MAP: Kosovo province        Albanians continue to murder Serbs and sometimes other Albanians. On Nov. 16 two Serbian Orthodox churches in the Istok municipality were severely damaged by explosives, adding to 110 Serbian churches destroyed or desecrated since June 1999. The evening of Dec. 13 a car bomb detonated on crowded Bill Clinton Avenue in downtown Pristina, injuring 32.
       On a typical day, Dec. 5, troops of the international Kosovo Force reported separate confiscations of a machine gun, two large mortar bombs, four grenades and one pistol. Bigger caches are routinely discovered.
       Although Pristina, the Kosovo capital, boasts images of bustling activity such as many new Albanian houses, the U.N. Development Program has estimated that half the population of the province lives at or below the poverty line. Unemployment hovers around 50 percent.
       
HISTORY OF TURMOIL
 

       Sadly, this is nothing new. During four decades of Yugoslav Communist rule, Kosovo persisted as an economic basket case despite billions poured in from richer parts of the federation as assistance to the “underdeveloped region.” The U.N. now appears to be haplessly replicating the Communists’ unsuccessful strivings to create a harmonious and prosperous province. It is “not a viable economic entity,” said Elez Biberaj, head of Voice of America’s Albanian service.
       On the surface there are faint signs of normality. Kosovo has a president, a parliament and municipal authorities. But they have few powers. Real authority is vested only in Michael Steiner, who is in charge of the United Nations Mission in Kosovo (UNMIK) and who routinely undoes decisions taken by the many Albanian and the few Serbian institutions.

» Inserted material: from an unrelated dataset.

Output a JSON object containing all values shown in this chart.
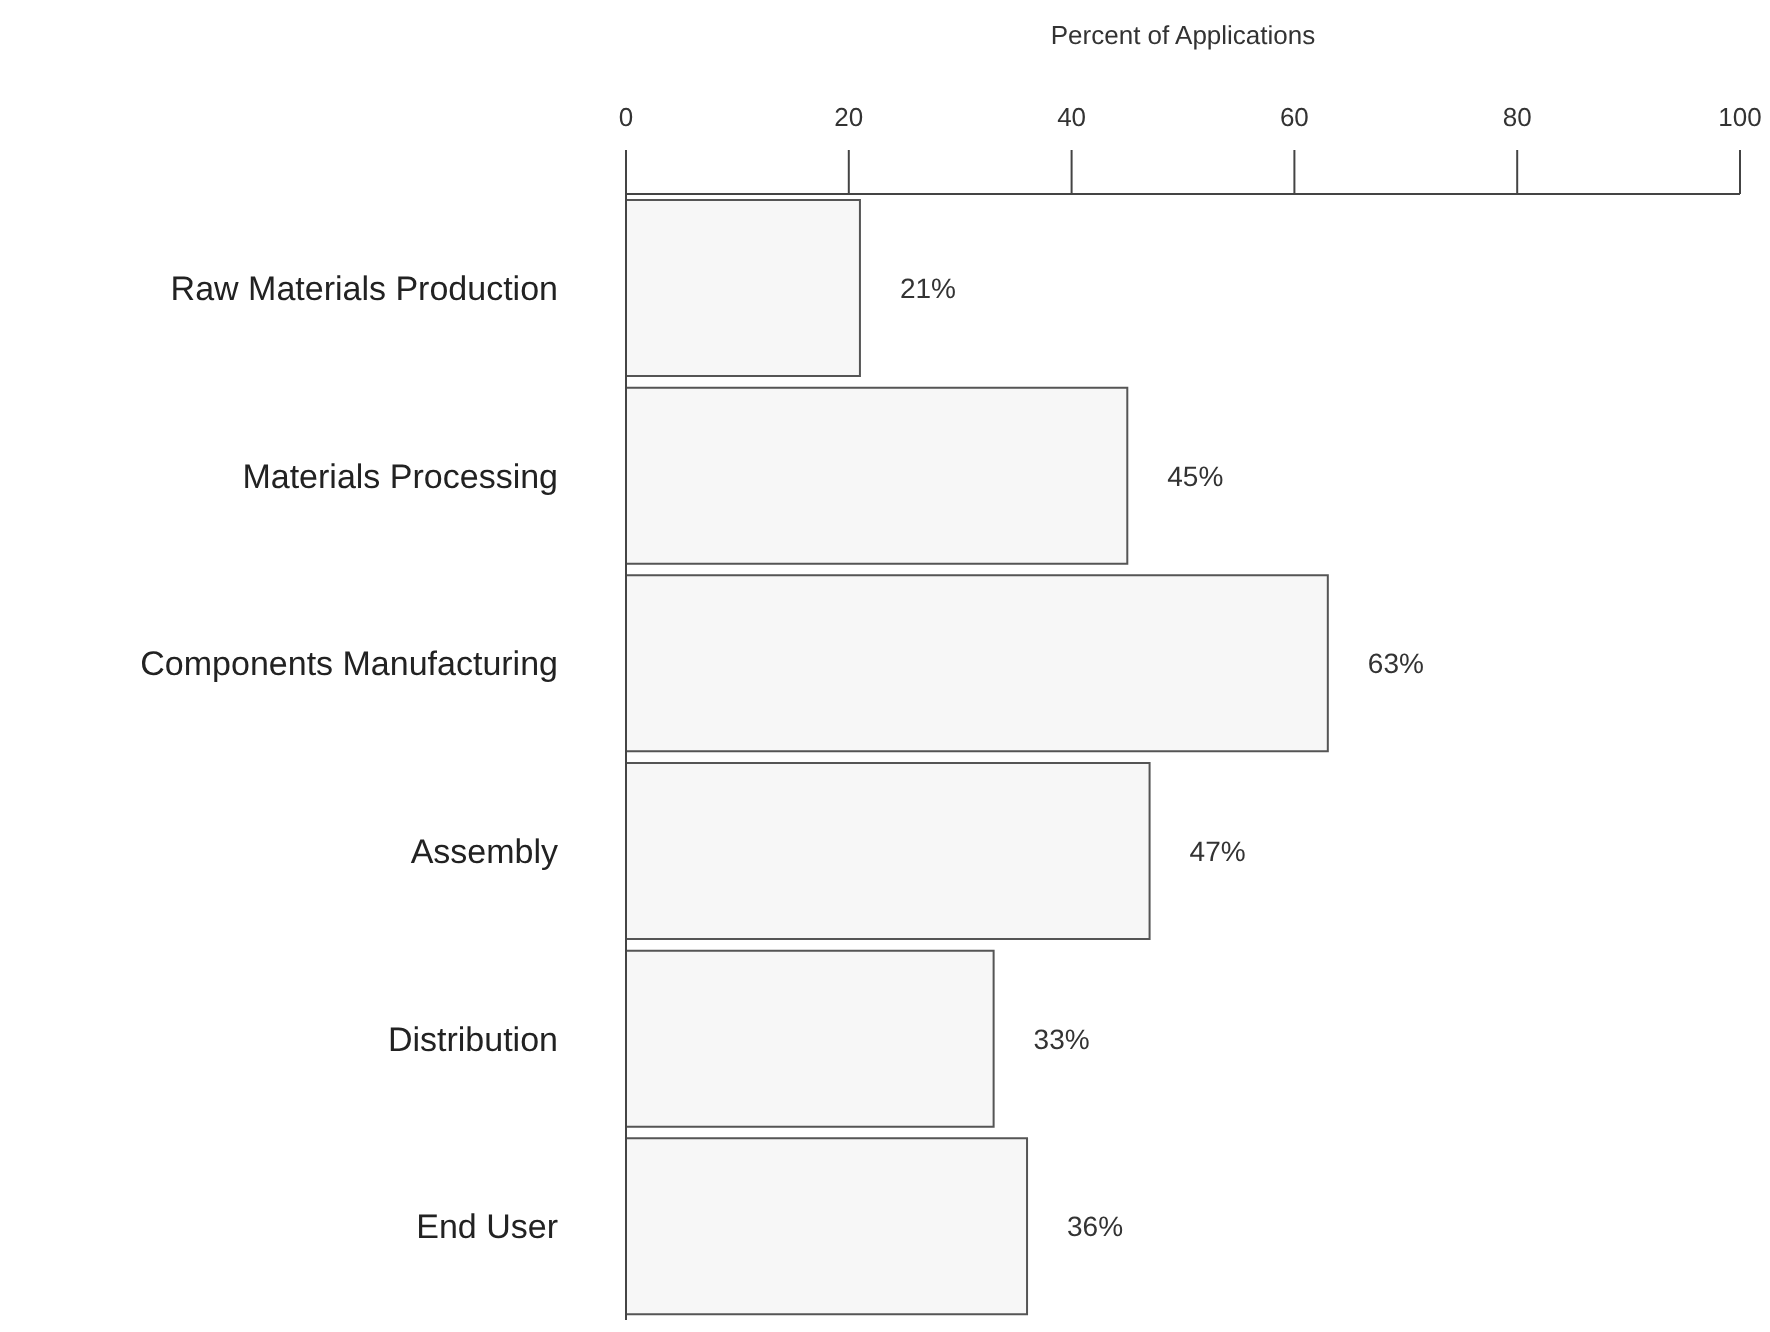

       In the view of Susan Manuel, until recently the UNMIK spokeswoman, this has created a “culture of dependency,” where provincial officials tend to shirk making decisions because they know international authorities will have the final say.
       As they have for two decades, Albanian leaders press constantly for an “independent” Kosovo and are regularly told by everyone from U.N. Secretary General Kofi Annan on down that no change in the status (defined by U.N. resolution 1244, adopted in 1999) can be contemplated until “benchmarks” are achieved, starting with “a society based on the rule of law.”

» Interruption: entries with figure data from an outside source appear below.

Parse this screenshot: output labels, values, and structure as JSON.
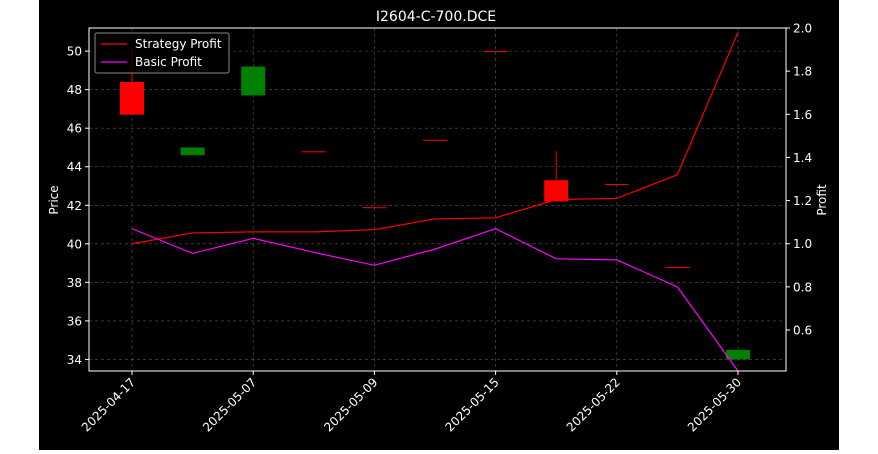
{
  "chart_data": {
    "type": "candlestick",
    "title": "I2604-C-700.DCE",
    "xlabel": "",
    "ylabel": "Price",
    "y2label": "Profit",
    "ylim": [
      33.4,
      51.2
    ],
    "y2lim": [
      0.41,
      2.0
    ],
    "yticks": [
      34,
      36,
      38,
      40,
      42,
      44,
      46,
      48,
      50
    ],
    "y2ticks": [
      "0.6",
      "0.8",
      "1.0",
      "1.2",
      "1.4",
      "1.6",
      "1.8",
      "2.0"
    ],
    "x_tick_labels": [
      "2025-04-17",
      "2025-05-07",
      "2025-05-09",
      "2025-05-15",
      "2025-05-22",
      "2025-05-30"
    ],
    "x_tick_indices": [
      0,
      2,
      4,
      6,
      8,
      10
    ],
    "grid": true,
    "legend_position": "top-left",
    "candles": [
      {
        "open": 48.4,
        "high": 50.2,
        "low": 46.7,
        "close": 46.7
      },
      {
        "open": 44.6,
        "high": 45.0,
        "low": 44.6,
        "close": 45.0
      },
      {
        "open": 47.7,
        "high": 49.2,
        "low": 47.7,
        "close": 49.2
      },
      {
        "open": 44.8,
        "high": 44.8,
        "low": 44.8,
        "close": 44.8
      },
      {
        "open": 41.9,
        "high": 41.9,
        "low": 41.9,
        "close": 41.9
      },
      {
        "open": 45.4,
        "high": 45.4,
        "low": 45.4,
        "close": 45.4
      },
      {
        "open": 50.0,
        "high": 50.0,
        "low": 50.0,
        "close": 50.0
      },
      {
        "open": 43.3,
        "high": 44.8,
        "low": 42.2,
        "close": 42.2
      },
      {
        "open": 43.1,
        "high": 43.1,
        "low": 43.1,
        "close": 43.1
      },
      {
        "open": 38.8,
        "high": 38.8,
        "low": 38.8,
        "close": 38.8
      },
      {
        "open": 34.0,
        "high": 34.5,
        "low": 34.0,
        "close": 34.5
      }
    ],
    "series": [
      {
        "name": "Strategy Profit",
        "color": "#ff0000",
        "values": [
          1.0,
          1.05,
          1.055,
          1.055,
          1.065,
          1.115,
          1.12,
          1.205,
          1.21,
          1.32,
          1.98
        ]
      },
      {
        "name": "Basic Profit",
        "color": "#ff00ff",
        "values": [
          1.07,
          0.955,
          1.025,
          0.96,
          0.9,
          0.975,
          1.07,
          0.93,
          0.925,
          0.8,
          0.41
        ]
      }
    ],
    "up_color": "#008000",
    "down_color": "#ff0000"
  }
}
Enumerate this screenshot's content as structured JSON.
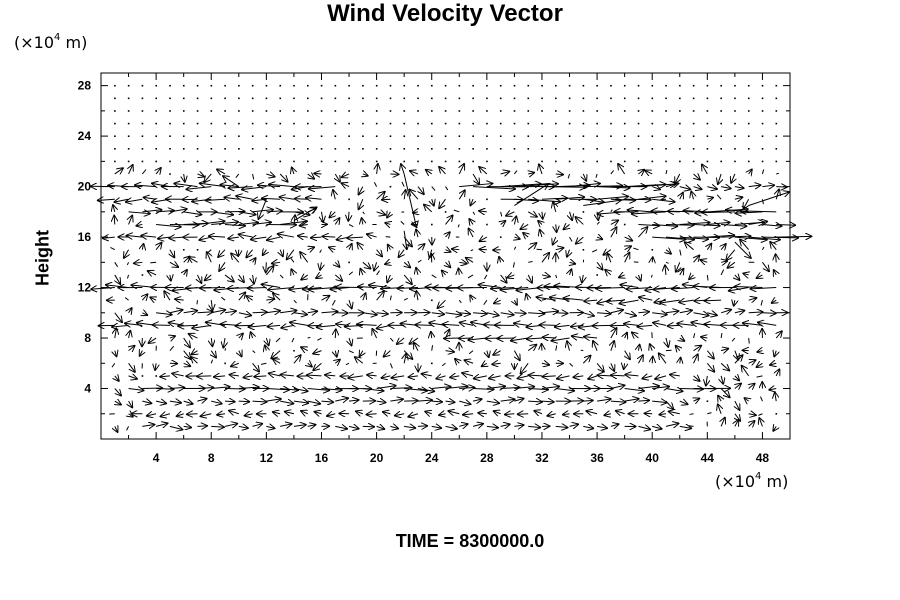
{
  "chart_data": {
    "type": "vector_field",
    "title": "Wind Velocity Vector",
    "ylabel": "Height",
    "x_unit": {
      "prefix": "(×10",
      "exp": "4",
      "suffix": " m)"
    },
    "y_unit": {
      "prefix": "(×10",
      "exp": "4",
      "suffix": " m)"
    },
    "xlim": [
      0,
      50
    ],
    "ylim": [
      0,
      29
    ],
    "xticks": [
      4,
      8,
      12,
      16,
      20,
      24,
      28,
      32,
      36,
      40,
      44,
      48
    ],
    "yticks": [
      4,
      8,
      12,
      16,
      20,
      24,
      28
    ],
    "grid": false,
    "layers": [
      {
        "y": 20,
        "segments": [
          {
            "x0": 1,
            "x1": 17,
            "u": -1.6
          },
          {
            "x0": 26,
            "x1": 39,
            "u": 2.6
          },
          {
            "x0": 40,
            "x1": 50,
            "u": 0.8
          }
        ]
      },
      {
        "y": 19,
        "segments": [
          {
            "x0": 1,
            "x1": 16,
            "u": -1.2
          },
          {
            "x0": 29,
            "x1": 40,
            "u": 2.0
          }
        ]
      },
      {
        "y": 18,
        "segments": [
          {
            "x0": 2,
            "x1": 14,
            "u": 1.4
          },
          {
            "x0": 38,
            "x1": 50,
            "u": -2.2
          }
        ]
      },
      {
        "y": 17,
        "segments": [
          {
            "x0": 4,
            "x1": 13,
            "u": 1.8
          },
          {
            "x0": 39,
            "x1": 50,
            "u": 1.8
          }
        ]
      },
      {
        "y": 16,
        "segments": [
          {
            "x0": 1,
            "x1": 20,
            "u": -1.0
          },
          {
            "x0": 40,
            "x1": 50,
            "u": 2.2
          }
        ]
      },
      {
        "y": 12,
        "segments": [
          {
            "x0": 0,
            "x1": 50,
            "u": -1.8
          }
        ]
      },
      {
        "y": 11,
        "segments": [
          {
            "x0": 33,
            "x1": 45,
            "u": -1.2
          }
        ]
      },
      {
        "y": 10,
        "segments": [
          {
            "x0": 4,
            "x1": 50,
            "u": 1.0
          }
        ]
      },
      {
        "y": 9,
        "segments": [
          {
            "x0": 1,
            "x1": 50,
            "u": -1.2
          }
        ]
      },
      {
        "y": 8,
        "segments": [
          {
            "x0": 26,
            "x1": 36,
            "u": -1.2
          }
        ]
      },
      {
        "y": 5,
        "segments": [
          {
            "x0": 5,
            "x1": 42,
            "u": -0.9
          }
        ]
      },
      {
        "y": 4,
        "segments": [
          {
            "x0": 2,
            "x1": 44,
            "u": 1.4
          }
        ]
      },
      {
        "y": 3,
        "segments": [
          {
            "x0": 3,
            "x1": 40,
            "u": 0.9
          }
        ]
      },
      {
        "y": 2,
        "segments": [
          {
            "x0": 3,
            "x1": 42,
            "u": -0.7
          }
        ]
      },
      {
        "y": 1,
        "segments": [
          {
            "x0": 3,
            "x1": 42,
            "u": 0.8
          }
        ]
      }
    ],
    "gusts": [
      {
        "x": 22,
        "y": 21,
        "u": 0.9,
        "v": -3.9
      },
      {
        "x": 12,
        "y": 19,
        "u": -0.6,
        "v": -1.5
      },
      {
        "x": 30,
        "y": 18.5,
        "u": 2.5,
        "v": 1.6
      },
      {
        "x": 35,
        "y": 18.5,
        "u": 2.8,
        "v": 0.4
      },
      {
        "x": 14,
        "y": 17.3,
        "u": 1.7,
        "v": 1.0
      },
      {
        "x": 10,
        "y": 20,
        "u": -1.2,
        "v": 0.8
      },
      {
        "x": 44,
        "y": 18,
        "u": 3.0,
        "v": 0.2
      },
      {
        "x": 47,
        "y": 18.5,
        "u": 3.0,
        "v": 1.0
      },
      {
        "x": 46,
        "y": 15.6,
        "u": 1.2,
        "v": -1.2
      },
      {
        "x": 22,
        "y": 16.5,
        "u": 0.2,
        "v": -1.4
      }
    ],
    "annotation": "TIME = 8300000.0"
  }
}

       After a 24-hour visit in Kosovo in November, Annan pronounced the international effort “a successful mission.” Rather, by its own performance definitions on communal security, interethnic dialogue and returns of minorities, the U.N. effort is a failure.
       
FACING THE CONUNDRUM
       No one wants to address the Kosovo issues in terms of a realistic compromise — not a division of territory giving the Serbs a small slice of their own, not a program of guaranteed returns for displaced minorities and not a simple empowerment of the Albanians.
 

       Yet there are the murky, changeable factors of time and of resources. The donor world is already preoccupied with Afghanistan and other desperately needy populations. The United Nations has pulled out of Bosnia, transferring its responsibilities to European institutions. Europe is also scheduled to take over NATO’s mission in Macedonia in the spring. President Bush said Nov. 24 he expected that the 5,000-person U.S. contingent in Kosovo would “gradually reduce in size.”
       Sooner or later but inevitably, the United States and Europe will again have to face the Kosovo conundrum.
       

David Binder began reporting on Kosovo for The New York Times in 1963.